Decreased insulin-mediated glucose uptake in skeletal muscle is associated with impaired muscle microvascular exchange capacity (Kf), independently of visceral fat mass. Muscle microvascular function is not improved by 6 months of high-dose statin treatment, despite marked statin-mediated improvements in lipid metabolism and decreased inflammation.
验证以下假设,即肌肉中胰岛素介导的葡萄糖处置减少与肌肉微血管交换能力(Kf)降低有关,且6个月的大剂量他汀类药物治疗可改善中心性肥胖人群的微血管功能。
我们评估了22名女性和17名男性中心性肥胖志愿者的骨骼肌微血管功能、内脏脂肪量、身体活动水平、体能和骨骼肌胰岛素敏感性,这些志愿者的年龄(均值±标准差)为51±9岁。在一项为期6个月的随机、双盲、安慰剂对照试验中,我们测试了阿托伐他汀(每日40毫克)对肌肉微血管功能的影响。

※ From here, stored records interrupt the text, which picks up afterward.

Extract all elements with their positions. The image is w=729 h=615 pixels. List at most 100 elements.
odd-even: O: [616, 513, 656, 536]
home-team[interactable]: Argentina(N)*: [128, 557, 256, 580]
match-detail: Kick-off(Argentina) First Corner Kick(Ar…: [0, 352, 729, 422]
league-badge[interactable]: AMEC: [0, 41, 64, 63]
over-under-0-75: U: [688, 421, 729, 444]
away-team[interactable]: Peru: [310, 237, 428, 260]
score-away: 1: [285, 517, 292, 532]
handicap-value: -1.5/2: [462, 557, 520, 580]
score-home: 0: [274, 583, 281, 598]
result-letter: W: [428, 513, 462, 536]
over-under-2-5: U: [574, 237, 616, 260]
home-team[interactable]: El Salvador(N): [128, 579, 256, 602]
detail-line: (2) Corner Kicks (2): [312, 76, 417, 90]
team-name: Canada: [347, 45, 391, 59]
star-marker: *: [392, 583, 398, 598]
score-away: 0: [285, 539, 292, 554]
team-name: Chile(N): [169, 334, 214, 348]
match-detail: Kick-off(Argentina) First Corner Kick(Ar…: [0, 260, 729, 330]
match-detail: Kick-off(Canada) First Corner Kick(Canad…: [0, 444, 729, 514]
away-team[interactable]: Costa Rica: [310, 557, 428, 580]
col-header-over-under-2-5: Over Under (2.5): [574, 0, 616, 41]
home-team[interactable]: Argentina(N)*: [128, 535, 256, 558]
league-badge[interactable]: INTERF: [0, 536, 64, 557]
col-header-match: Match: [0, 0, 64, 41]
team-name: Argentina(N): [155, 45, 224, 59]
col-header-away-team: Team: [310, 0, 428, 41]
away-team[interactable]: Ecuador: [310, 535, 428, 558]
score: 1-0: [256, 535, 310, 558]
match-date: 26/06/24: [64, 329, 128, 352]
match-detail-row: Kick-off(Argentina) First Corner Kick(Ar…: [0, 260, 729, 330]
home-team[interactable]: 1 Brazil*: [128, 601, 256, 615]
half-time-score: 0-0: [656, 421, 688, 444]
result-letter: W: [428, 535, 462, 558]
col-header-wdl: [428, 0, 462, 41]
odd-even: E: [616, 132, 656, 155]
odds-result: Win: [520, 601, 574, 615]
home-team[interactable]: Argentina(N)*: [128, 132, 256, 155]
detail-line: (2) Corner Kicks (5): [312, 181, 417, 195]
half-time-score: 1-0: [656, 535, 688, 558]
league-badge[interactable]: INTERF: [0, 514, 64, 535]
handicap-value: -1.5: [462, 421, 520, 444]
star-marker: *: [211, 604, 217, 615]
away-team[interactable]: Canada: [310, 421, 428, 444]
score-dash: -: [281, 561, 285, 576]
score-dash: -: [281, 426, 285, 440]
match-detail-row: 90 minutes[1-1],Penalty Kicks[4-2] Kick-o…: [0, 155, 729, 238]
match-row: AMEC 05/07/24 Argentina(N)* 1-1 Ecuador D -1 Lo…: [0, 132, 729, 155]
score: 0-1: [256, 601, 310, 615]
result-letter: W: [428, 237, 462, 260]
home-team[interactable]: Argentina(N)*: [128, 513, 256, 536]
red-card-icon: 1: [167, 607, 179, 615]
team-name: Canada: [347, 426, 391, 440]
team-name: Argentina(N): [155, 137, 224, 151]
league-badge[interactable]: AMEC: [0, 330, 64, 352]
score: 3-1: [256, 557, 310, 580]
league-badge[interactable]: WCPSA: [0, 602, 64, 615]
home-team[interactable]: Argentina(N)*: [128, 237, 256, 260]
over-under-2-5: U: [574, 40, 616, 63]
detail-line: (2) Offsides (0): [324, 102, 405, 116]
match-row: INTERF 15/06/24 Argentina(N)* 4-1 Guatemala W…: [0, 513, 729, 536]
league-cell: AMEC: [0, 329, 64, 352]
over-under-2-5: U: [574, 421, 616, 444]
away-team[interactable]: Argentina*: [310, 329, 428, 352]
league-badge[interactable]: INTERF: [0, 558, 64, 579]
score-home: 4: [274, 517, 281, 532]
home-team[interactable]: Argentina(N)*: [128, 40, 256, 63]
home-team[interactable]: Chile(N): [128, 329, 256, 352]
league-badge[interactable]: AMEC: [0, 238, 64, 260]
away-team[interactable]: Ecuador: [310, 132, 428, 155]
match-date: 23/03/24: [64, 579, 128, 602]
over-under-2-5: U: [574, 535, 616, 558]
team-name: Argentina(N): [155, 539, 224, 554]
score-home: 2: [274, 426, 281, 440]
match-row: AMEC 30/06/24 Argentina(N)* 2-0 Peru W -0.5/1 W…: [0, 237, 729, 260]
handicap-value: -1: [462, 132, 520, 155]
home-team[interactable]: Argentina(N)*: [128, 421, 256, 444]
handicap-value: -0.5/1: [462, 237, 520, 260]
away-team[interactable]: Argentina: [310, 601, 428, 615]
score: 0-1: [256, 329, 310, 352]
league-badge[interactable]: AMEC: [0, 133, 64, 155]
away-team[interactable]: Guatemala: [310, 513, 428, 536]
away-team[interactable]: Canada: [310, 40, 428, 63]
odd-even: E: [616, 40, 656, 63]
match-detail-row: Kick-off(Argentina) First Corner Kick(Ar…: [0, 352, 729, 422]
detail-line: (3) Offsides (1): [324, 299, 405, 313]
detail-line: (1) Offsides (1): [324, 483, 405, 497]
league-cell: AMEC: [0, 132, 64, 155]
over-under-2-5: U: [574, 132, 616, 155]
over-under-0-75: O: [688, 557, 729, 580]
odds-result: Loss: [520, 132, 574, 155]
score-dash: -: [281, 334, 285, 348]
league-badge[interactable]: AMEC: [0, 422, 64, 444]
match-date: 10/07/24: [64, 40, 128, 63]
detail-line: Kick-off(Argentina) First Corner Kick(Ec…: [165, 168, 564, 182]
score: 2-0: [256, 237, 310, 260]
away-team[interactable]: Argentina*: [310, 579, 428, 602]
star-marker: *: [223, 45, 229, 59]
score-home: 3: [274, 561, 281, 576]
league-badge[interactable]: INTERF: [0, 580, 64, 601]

Kf与血糖指标(糖化血红蛋白;r = -0.44,P = 0.006)呈负相关,与胰岛素敏感性(胰岛素刺激的葡萄糖效能即M值与平均胰岛素浓度即I值的比值;r = 0.39,P = 0.02)呈正相关。在回归模型中,糖化血红蛋白、内脏脂肪量和M:I解释了Kf变异的38%(在以Kf为结果的线性回归模型中[R2 = 0.38,P = 0.005])。M:I与Kf相关,且独立于内脏脂肪量(B系数3.13[95%可信区间0.22 - 6.02],P = 0.036)。尽管阿托伐他汀治疗6个月使低密度脂蛋白胆固醇降低了51%(P < 0.001),血浆高敏C反应蛋白降低了75%(P = 0.02),但微血管功能未改变。
骨骼肌中胰岛素介导的葡萄糖摄取减少与肌肉微血管交换能力(Kf)受损有关,且独立于内脏脂肪量。尽管他汀类药物显著改善了脂质代谢并减轻了炎症,但6个月的大剂量他汀治疗并未改善肌肉微血管功能。